What treats have you used for taming?

I just wanted to get some views on treats used in the taming process. So far I've read about sunflower seeds, millet spray, and cheerios. Well, Tweets has sunflower seeds already mixed into his seed as well as millet. So until I convert him to a better diet will he work for either of those treats? And what about the cheerios? Are honey nut cheerios ok or should it be the honey free ones?


----------



## MissMoo (Mar 25, 2014)

Millet spray has been working really well for me, Sammie seems to really LOVE it even though he has it in his seed mix anyway.

I tried Sunflower seeds but he's just confused by them when I hold them for some reason, he doesn't run away, just tilts his head and looks at me as if I've lost the plot 

I've used millet to tame him enough to let me tickle his head (though he'll only let me if he's currently eating too ) It's still a massive progress so it definitely works.

I'm looking for other treats I can offer him too, he's confused by veggies and even seed sticks (the ones with honey coating?) so I'm not sure what to give him that's not seed or millet xD


----------



## ScarredEclipse (Apr 1, 2014)

My birds go *CRAZY* for millet. It makes them uber happy. I've research and been told by other Cockatiel lovers to go with millet. But it also depends on your bird's personality.  But if possible, I agree, try starting with millet.


----------



## dianne (Nov 27, 2013)

I use sunflower seeds. For treats, I used the hulled ones. Less mess.


----------



## sunnysmom (Sep 23, 2011)

I wouldn't use honey nut cheerios. The brand Cheerios in general is very high in iron which too much iron isn't good for tiels.
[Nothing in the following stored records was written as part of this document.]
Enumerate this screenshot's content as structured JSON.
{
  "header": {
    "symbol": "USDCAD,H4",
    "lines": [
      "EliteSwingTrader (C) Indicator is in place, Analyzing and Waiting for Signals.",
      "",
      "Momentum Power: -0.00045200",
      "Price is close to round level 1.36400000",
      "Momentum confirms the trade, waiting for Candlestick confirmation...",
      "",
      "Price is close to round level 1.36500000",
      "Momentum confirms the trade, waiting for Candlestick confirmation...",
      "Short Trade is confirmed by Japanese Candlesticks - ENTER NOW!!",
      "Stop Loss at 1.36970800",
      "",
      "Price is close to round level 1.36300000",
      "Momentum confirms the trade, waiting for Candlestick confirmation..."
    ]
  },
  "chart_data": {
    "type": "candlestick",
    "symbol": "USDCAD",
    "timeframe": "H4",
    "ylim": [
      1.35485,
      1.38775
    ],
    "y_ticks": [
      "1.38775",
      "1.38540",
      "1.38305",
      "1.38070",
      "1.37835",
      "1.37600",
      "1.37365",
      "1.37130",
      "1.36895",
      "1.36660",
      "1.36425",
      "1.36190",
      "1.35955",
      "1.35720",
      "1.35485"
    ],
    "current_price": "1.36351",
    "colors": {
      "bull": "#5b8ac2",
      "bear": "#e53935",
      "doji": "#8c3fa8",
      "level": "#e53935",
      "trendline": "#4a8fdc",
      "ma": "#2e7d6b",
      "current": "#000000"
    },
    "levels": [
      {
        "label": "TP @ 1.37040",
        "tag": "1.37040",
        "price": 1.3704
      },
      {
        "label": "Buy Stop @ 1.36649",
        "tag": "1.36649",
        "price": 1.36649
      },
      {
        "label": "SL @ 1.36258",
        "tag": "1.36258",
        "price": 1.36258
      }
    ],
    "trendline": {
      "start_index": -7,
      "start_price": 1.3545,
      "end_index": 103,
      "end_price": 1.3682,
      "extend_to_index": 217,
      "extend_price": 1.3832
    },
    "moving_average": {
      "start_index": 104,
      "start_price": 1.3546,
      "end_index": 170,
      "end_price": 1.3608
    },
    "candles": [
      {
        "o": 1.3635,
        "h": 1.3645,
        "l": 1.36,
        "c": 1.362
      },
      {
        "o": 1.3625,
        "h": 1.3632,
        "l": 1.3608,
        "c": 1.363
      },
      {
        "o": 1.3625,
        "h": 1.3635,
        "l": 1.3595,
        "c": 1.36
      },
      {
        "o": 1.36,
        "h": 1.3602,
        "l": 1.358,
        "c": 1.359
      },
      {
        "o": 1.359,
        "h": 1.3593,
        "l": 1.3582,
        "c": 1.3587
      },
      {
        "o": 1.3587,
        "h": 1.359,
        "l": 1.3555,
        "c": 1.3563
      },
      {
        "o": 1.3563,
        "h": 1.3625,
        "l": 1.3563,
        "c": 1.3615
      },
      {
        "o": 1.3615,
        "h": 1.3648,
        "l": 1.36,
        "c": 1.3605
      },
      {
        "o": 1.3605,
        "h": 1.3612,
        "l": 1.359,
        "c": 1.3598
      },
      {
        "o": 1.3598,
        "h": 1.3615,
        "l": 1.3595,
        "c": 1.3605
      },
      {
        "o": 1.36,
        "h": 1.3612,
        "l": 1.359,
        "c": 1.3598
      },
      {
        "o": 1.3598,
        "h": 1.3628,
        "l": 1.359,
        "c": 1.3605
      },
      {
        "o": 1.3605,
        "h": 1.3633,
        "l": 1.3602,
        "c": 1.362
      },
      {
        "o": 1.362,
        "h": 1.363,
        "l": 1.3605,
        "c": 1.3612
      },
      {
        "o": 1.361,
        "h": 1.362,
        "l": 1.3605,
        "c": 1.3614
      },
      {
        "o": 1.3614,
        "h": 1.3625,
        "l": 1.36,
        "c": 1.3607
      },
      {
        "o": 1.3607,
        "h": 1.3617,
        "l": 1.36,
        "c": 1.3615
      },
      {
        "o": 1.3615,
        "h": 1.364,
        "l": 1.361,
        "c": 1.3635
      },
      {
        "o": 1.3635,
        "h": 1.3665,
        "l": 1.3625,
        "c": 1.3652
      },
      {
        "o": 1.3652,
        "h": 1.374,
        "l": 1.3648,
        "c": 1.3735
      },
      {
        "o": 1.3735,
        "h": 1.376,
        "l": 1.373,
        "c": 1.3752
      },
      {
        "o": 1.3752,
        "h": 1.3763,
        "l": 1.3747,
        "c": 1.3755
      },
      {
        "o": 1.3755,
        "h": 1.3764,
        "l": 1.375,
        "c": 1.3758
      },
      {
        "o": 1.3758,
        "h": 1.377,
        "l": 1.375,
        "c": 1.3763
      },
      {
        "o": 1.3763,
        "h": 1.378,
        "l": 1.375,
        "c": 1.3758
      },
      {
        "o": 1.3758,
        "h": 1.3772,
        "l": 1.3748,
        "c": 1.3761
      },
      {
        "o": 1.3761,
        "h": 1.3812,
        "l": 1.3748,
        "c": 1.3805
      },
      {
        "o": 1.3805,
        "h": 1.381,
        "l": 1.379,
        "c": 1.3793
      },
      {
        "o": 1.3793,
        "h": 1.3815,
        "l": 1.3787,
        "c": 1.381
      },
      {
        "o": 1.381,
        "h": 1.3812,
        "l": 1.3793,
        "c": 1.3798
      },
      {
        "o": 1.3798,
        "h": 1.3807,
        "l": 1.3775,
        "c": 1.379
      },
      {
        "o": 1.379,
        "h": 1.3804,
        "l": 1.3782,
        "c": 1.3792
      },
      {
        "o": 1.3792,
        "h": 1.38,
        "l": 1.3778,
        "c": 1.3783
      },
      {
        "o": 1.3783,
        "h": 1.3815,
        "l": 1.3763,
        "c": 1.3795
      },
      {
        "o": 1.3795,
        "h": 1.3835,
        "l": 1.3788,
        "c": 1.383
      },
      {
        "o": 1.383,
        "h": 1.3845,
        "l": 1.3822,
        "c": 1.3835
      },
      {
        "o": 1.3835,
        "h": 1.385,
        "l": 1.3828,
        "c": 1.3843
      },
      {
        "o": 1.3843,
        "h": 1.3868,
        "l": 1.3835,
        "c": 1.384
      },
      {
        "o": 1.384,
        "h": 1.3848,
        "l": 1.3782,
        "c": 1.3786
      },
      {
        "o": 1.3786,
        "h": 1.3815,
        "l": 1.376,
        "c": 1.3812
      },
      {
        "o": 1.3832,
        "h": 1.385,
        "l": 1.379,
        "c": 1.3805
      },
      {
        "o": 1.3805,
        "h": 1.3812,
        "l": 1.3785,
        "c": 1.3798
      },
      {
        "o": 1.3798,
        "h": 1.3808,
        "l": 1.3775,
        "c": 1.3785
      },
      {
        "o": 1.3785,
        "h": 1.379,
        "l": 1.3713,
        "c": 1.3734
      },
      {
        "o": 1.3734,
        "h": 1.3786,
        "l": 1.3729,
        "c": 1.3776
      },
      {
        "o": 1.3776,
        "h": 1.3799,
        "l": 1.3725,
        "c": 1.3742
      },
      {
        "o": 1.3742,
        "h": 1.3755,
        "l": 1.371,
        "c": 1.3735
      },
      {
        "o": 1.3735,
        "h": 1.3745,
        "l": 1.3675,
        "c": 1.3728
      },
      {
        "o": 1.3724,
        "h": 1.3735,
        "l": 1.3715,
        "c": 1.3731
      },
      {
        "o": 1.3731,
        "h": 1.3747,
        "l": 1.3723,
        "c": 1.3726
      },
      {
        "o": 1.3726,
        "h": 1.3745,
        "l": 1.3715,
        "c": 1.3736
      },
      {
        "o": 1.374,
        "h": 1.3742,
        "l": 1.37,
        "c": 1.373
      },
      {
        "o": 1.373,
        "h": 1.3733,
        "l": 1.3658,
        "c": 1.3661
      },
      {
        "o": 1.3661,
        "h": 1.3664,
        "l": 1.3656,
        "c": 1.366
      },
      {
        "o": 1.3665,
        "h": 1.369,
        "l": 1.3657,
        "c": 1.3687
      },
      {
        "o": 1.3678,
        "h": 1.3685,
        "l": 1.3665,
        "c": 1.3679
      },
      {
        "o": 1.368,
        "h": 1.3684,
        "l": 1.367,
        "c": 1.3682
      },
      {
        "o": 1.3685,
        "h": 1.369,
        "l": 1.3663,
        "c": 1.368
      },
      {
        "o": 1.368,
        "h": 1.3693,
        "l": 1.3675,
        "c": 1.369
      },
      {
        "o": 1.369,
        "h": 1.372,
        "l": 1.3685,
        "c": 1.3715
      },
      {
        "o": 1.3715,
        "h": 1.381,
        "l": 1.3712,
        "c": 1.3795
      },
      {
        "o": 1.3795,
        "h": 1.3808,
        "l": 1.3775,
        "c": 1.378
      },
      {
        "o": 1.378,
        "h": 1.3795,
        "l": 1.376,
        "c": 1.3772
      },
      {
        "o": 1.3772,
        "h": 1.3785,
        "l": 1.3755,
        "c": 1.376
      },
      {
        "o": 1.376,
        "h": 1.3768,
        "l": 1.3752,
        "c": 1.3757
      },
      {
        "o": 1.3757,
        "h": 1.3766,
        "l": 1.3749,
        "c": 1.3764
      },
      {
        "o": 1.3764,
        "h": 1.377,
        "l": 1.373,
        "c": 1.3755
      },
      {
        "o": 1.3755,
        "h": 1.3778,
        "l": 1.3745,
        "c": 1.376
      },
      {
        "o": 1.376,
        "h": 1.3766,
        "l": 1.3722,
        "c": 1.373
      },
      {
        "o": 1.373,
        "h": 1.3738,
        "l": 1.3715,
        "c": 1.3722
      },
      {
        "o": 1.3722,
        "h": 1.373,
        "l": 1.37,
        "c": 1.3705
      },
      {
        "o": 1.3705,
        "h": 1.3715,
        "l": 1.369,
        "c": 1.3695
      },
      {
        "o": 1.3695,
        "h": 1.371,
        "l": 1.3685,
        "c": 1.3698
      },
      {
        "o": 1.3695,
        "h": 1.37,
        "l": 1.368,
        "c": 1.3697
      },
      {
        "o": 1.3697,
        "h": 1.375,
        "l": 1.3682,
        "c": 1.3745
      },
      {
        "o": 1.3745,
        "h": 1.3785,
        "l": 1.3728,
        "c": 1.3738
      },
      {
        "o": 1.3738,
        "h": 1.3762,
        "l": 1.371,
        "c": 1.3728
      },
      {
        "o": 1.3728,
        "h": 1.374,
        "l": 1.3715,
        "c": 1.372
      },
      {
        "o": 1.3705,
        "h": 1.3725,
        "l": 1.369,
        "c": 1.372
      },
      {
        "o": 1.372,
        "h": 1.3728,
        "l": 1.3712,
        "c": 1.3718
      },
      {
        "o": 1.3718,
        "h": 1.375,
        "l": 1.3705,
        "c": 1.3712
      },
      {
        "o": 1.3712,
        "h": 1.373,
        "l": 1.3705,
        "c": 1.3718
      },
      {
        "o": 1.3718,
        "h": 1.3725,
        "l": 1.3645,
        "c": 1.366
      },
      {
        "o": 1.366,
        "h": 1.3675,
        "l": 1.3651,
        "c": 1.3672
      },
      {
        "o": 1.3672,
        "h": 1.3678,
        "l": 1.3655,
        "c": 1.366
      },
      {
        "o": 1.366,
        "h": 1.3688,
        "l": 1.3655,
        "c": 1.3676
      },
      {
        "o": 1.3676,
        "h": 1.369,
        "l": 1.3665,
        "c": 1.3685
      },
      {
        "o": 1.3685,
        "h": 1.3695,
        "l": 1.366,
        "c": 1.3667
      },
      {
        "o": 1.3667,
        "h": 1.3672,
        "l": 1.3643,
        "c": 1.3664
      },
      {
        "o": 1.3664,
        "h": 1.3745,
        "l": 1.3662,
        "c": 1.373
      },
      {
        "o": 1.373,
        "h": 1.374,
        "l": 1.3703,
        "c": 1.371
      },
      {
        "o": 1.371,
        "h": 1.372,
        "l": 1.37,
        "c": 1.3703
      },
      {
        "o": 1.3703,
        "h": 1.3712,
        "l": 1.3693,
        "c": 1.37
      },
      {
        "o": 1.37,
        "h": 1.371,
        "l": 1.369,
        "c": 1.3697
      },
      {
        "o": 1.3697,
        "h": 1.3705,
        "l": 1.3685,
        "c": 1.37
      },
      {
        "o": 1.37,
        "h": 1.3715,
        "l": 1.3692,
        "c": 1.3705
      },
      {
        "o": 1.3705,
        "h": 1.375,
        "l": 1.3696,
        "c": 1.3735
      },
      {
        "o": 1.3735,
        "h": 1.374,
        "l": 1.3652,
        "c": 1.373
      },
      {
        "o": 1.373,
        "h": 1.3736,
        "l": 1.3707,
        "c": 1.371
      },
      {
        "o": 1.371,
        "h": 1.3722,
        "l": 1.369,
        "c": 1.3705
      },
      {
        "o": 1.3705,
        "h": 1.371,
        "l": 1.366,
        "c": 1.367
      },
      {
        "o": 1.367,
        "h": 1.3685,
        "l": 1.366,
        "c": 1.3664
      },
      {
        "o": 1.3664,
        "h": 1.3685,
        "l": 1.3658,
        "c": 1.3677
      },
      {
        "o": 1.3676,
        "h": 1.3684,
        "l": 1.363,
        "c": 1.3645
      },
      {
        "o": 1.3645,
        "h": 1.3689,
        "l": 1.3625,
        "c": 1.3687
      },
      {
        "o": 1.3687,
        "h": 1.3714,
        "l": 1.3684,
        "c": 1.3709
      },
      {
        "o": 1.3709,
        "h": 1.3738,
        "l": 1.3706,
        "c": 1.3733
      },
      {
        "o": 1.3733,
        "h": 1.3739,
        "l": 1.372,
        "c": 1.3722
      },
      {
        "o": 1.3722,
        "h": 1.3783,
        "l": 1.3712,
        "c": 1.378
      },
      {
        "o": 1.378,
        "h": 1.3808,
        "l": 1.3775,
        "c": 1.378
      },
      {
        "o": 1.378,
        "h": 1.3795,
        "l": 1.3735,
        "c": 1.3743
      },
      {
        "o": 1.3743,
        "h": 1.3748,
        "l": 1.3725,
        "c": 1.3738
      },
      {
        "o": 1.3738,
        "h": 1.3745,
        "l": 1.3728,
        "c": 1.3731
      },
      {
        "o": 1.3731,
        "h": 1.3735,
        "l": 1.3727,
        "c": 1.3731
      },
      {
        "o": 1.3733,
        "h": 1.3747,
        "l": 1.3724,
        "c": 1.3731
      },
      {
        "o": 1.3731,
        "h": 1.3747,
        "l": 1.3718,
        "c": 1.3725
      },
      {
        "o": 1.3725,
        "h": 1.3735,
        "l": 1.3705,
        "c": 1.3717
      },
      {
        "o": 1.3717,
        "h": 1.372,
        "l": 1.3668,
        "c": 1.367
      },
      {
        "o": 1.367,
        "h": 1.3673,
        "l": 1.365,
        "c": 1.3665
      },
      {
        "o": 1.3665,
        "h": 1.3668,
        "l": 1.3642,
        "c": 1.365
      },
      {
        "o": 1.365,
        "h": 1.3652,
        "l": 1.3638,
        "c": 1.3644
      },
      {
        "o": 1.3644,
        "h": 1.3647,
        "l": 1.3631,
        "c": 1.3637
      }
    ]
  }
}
I have found an organic cheerio type cereal that is low on iron (4% compared to, I think 40% found in cheerios) and no sugar that I give my tiel as a treat.


----------



## MissMoo (Mar 25, 2014)

Is there a list anywhere of safe cereal, I was in the supermarket yesterday looking and feeling completely overwhelmed, all I could find was honey cheerios (and I don't even know if they're the same cheerios you guys are referring to lol) I guess really I need to look for safe UK brands but there's just so many different ones, half of them say no added sugar, but when you look at the nutritional information it's packed with other sugars instead...


----------



## tweetsandsarah (Mar 27, 2014)

Thank you all for the advice. I am going to try to introduce him to millet and see where things go. I won't give him cheerios .


----------



## Bagheera (Feb 27, 2014)

Tiki goes nuts for millet, but he will eat anything I offer to him so long as I eat it first so he knows I'm not offering him poisoned food! LOL! Silly bird!

I got him to eat veggies by taking a paper plate and making my son a plate of veggies then cutting the same type of veggies into smaller pieces and putting them on the other side of the plate and then setting the plate down in front of my 6 yr old son, putting Tiki on the table in front of the other side of the plate and telling my son to "dig in" but leave the smaller cut veggies for the bird to nibble on. So of course Tiki stepped all over the plate and then wanted my son's veggies instead of the ones I cut for him


----------



## tweetsandsarah (Mar 27, 2014)

That is quite cunning, and an adorable story. Thanks!


----------



## catalinadee (Jan 1, 2011)

I feed my birds to a schedule which helps me train easier. A bird who is peckish, no pun intended, will want to work for food far more than a bird who has got food in their cage at all times. Try switching him to a schedule and use millet spray for training sessions. Some birds will work hard for their own food that they get on a daily basis too


----------



## tweetsandsarah (Mar 27, 2014)

I didn't think of the schedule as a training tool. Currently he has food all the time since we don't always get up at dawn and I'm trying to make changes gradual, but I think I will try that. Thank you!


----------